Surprisingly, I did not see much improvement in battery life after flashing stable CyanogenMod, and it was definitely awful in the nightly. Some people report great savings, while some say it gets worse. Really, only you will be able to tell whether it works better on your device or not - they are all too different to generalize.
Launcher that keeps restarting
One of the things that pushed me to flash CM was the fact that my launchers started continuously restarting. That included Sense, LauncherPro, ADW, and Go. I was hoping that this would no longer happen in CM, but alas, it does.
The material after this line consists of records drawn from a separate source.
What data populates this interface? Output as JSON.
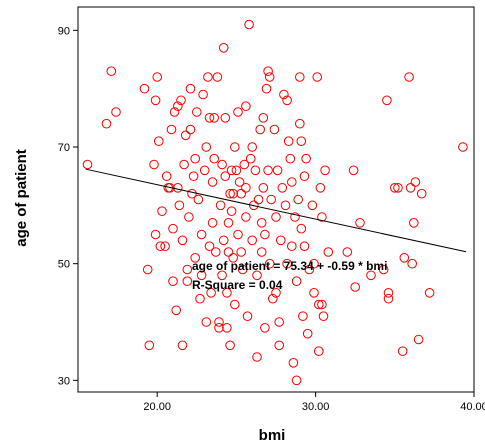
{
  "chart_data": {
    "type": "scatter",
    "xlabel": "bmi",
    "ylabel": "age of patient",
    "xlim": [
      15,
      40
    ],
    "ylim": [
      28,
      94
    ],
    "x_ticks": [
      20,
      30,
      40
    ],
    "x_tick_labels": [
      "20.00",
      "30.00",
      "40.00"
    ],
    "y_ticks": [
      30,
      50,
      70,
      90
    ],
    "y_tick_labels": [
      "30",
      "50",
      "70",
      "90"
    ],
    "grid": false,
    "marker_color": "#ff0000",
    "line_color": "#000000",
    "fit_line": {
      "intercept": 75.34,
      "slope": -0.59,
      "x_start": 15.5,
      "x_end": 39.5
    },
    "annotations": [
      "age of patient = 75.34 + -0.59 * bmi",
      "R-Square = 0.04"
    ],
    "points": [
      [
        15.6,
        67
      ],
      [
        16.8,
        74
      ],
      [
        17.1,
        83
      ],
      [
        17.4,
        76
      ],
      [
        19.2,
        80
      ],
      [
        19.5,
        36
      ],
      [
        19.4,
        49
      ],
      [
        19.8,
        67
      ],
      [
        19.9,
        78
      ],
      [
        20.0,
        82
      ],
      [
        19.9,
        55
      ],
      [
        20.1,
        71
      ],
      [
        20.2,
        53
      ],
      [
        20.3,
        59
      ],
      [
        20.5,
        53
      ],
      [
        20.6,
        65
      ],
      [
        20.7,
        63
      ],
      [
        20.8,
        63
      ],
      [
        20.9,
        73
      ],
      [
        21.0,
        56
      ],
      [
        21.0,
        47
      ],
      [
        21.1,
        76
      ],
      [
        21.2,
        42
      ],
      [
        21.3,
        77
      ],
      [
        21.3,
        63
      ],
      [
        21.4,
        60
      ],
      [
        21.5,
        78
      ],
      [
        21.6,
        54
      ],
      [
        21.7,
        67
      ],
      [
        21.8,
        72
      ],
      [
        21.9,
        49
      ],
      [
        21.6,
        36
      ],
      [
        21.9,
        47
      ],
      [
        22.0,
        58
      ],
      [
        22.1,
        80
      ],
      [
        22.1,
        73
      ],
      [
        22.2,
        62
      ],
      [
        22.3,
        65
      ],
      [
        22.4,
        68
      ],
      [
        22.4,
        51
      ],
      [
        22.5,
        76
      ],
      [
        22.6,
        61
      ],
      [
        22.7,
        44
      ],
      [
        22.8,
        55
      ],
      [
        22.8,
        48
      ],
      [
        22.9,
        79
      ],
      [
        23.0,
        66
      ],
      [
        23.1,
        70
      ],
      [
        23.1,
        40
      ],
      [
        23.2,
        82
      ],
      [
        23.3,
        75
      ],
      [
        23.3,
        53
      ],
      [
        23.4,
        45
      ],
      [
        23.5,
        64
      ],
      [
        23.5,
        57
      ],
      [
        23.6,
        75
      ],
      [
        23.6,
        68
      ],
      [
        23.7,
        52
      ],
      [
        23.8,
        82
      ],
      [
        23.9,
        40
      ],
      [
        23.9,
        39
      ],
      [
        24.0,
        60
      ],
      [
        24.1,
        67
      ],
      [
        24.1,
        48
      ],
      [
        24.2,
        87
      ],
      [
        24.2,
        54
      ],
      [
        24.3,
        75
      ],
      [
        24.3,
        65
      ],
      [
        24.4,
        45
      ],
      [
        24.4,
        39
      ],
      [
        24.5,
        57
      ],
      [
        24.5,
        52
      ],
      [
        24.6,
        62
      ],
      [
        24.6,
        36
      ],
      [
        24.7,
        66
      ],
      [
        24.7,
        59
      ],
      [
        24.8,
        51
      ],
      [
        24.8,
        62
      ],
      [
        24.9,
        70
      ],
      [
        24.9,
        43
      ],
      [
        25.0,
        66
      ],
      [
        25.1,
        76
      ],
      [
        25.1,
        55
      ],
      [
        25.2,
        64
      ],
      [
        25.3,
        62
      ],
      [
        25.3,
        52
      ],
      [
        25.4,
        49
      ],
      [
        25.5,
        67
      ],
      [
        25.6,
        77
      ],
      [
        25.6,
        63
      ],
      [
        25.6,
        58
      ],
      [
        25.7,
        41
      ],
      [
        25.8,
        91
      ],
      [
        25.9,
        68
      ],
      [
        26.0,
        54
      ],
      [
        26.0,
        70
      ],
      [
        26.1,
        60
      ],
      [
        26.2,
        66
      ],
      [
        26.3,
        48
      ],
      [
        26.3,
        34
      ],
      [
        26.4,
        61
      ],
      [
        26.5,
        73
      ],
      [
        26.6,
        57
      ],
      [
        26.6,
        52
      ],
      [
        26.7,
        75
      ],
      [
        26.7,
        63
      ],
      [
        26.8,
        55
      ],
      [
        26.8,
        39
      ],
      [
        26.9,
        80
      ],
      [
        27.0,
        83
      ],
      [
        27.0,
        66
      ],
      [
        27.1,
        82
      ],
      [
        27.1,
        50
      ],
      [
        27.2,
        61
      ],
      [
        27.3,
        44
      ],
      [
        27.4,
        73
      ],
      [
        27.5,
        58
      ],
      [
        27.5,
        45
      ],
      [
        27.6,
        66
      ],
      [
        27.7,
        40
      ],
      [
        27.7,
        36
      ],
      [
        27.8,
        54
      ],
      [
        27.9,
        63
      ],
      [
        28.0,
        79
      ],
      [
        28.1,
        60
      ],
      [
        28.2,
        78
      ],
      [
        28.2,
        50
      ],
      [
        28.3,
        71
      ],
      [
        28.4,
        68
      ],
      [
        28.5,
        64
      ],
      [
        28.5,
        53
      ],
      [
        28.6,
        33
      ],
      [
        28.7,
        58
      ],
      [
        28.8,
        47
      ],
      [
        28.8,
        30
      ],
      [
        28.9,
        61
      ],
      [
        29.0,
        82
      ],
      [
        29.0,
        74
      ],
      [
        29.1,
        71
      ],
      [
        29.1,
        56
      ],
      [
        29.2,
        41
      ],
      [
        29.3,
        65
      ],
      [
        29.3,
        53
      ],
      [
        29.4,
        68
      ],
      [
        29.5,
        38
      ],
      [
        29.6,
        49
      ],
      [
        29.8,
        60
      ],
      [
        29.9,
        50
      ],
      [
        29.9,
        45
      ],
      [
        30.1,
        82
      ],
      [
        30.2,
        43
      ],
      [
        30.2,
        35
      ],
      [
        30.3,
        63
      ],
      [
        30.4,
        58
      ],
      [
        30.4,
        43
      ],
      [
        30.5,
        41
      ],
      [
        30.6,
        66
      ],
      [
        30.8,
        52
      ],
      [
        32.0,
        52
      ],
      [
        32.4,
        66
      ],
      [
        32.5,
        46
      ],
      [
        32.8,
        57
      ],
      [
        33.5,
        48
      ],
      [
        34.3,
        49
      ],
      [
        34.5,
        78
      ],
      [
        34.6,
        45
      ],
      [
        34.6,
        44
      ],
      [
        35.0,
        63
      ],
      [
        35.2,
        63
      ],
      [
        35.5,
        35
      ],
      [
        35.6,
        51
      ],
      [
        35.9,
        82
      ],
      [
        36.0,
        63
      ],
      [
        36.1,
        50
      ],
      [
        36.2,
        57
      ],
      [
        36.3,
        64
      ],
      [
        36.5,
        37
      ],
      [
        36.7,
        62
      ],
      [
        37.2,
        45
      ],
      [
        39.3,
        70
      ]
    ]
  }
}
My ADW EX restarts pretty often, even though the amount of available RAM hovers around 100MB. I have gone through all the settings and enabled the CM tweak that should allow launchers to stay in memory, but it did not help.
If anyone knows a solution for this, please let me know.
What do I miss from Sense?
- the HTC keyboard is still my preferred input method, even after using SwiftKey, Swype, Thumb Keyboard, and all kinds of others. The reason is simple - it has the best typing correction I've experienced, and that includes SwiftKey. I do miss the HTC keyboard, but SwiftKey should do for now
- certain Sense widgets, like Calendar and Weather, though a lot of good replacements exist in the Market
- the Sense Camera app that focuses and takes a picture when you touch and hold the screen
CyanogenMod 7 has completely transformed my phone into a device that feels future-proof and next-gen. It is faster, less buggy, and has more features that I actually care about. I was relatively happy with the EVO 4G before, but now I'm ecstatic.
If you're still on the fence, like I was for a while, do yourself a favor - go to CyanogenMod and don't look back.
Bonus: Read the Wired Modders Make Android Work the Way You Want story about the rise of CyanogenMod, including an interview with Cyanogen (Steve Kondik) himself. It reads like a Biography special and is quite entertaining.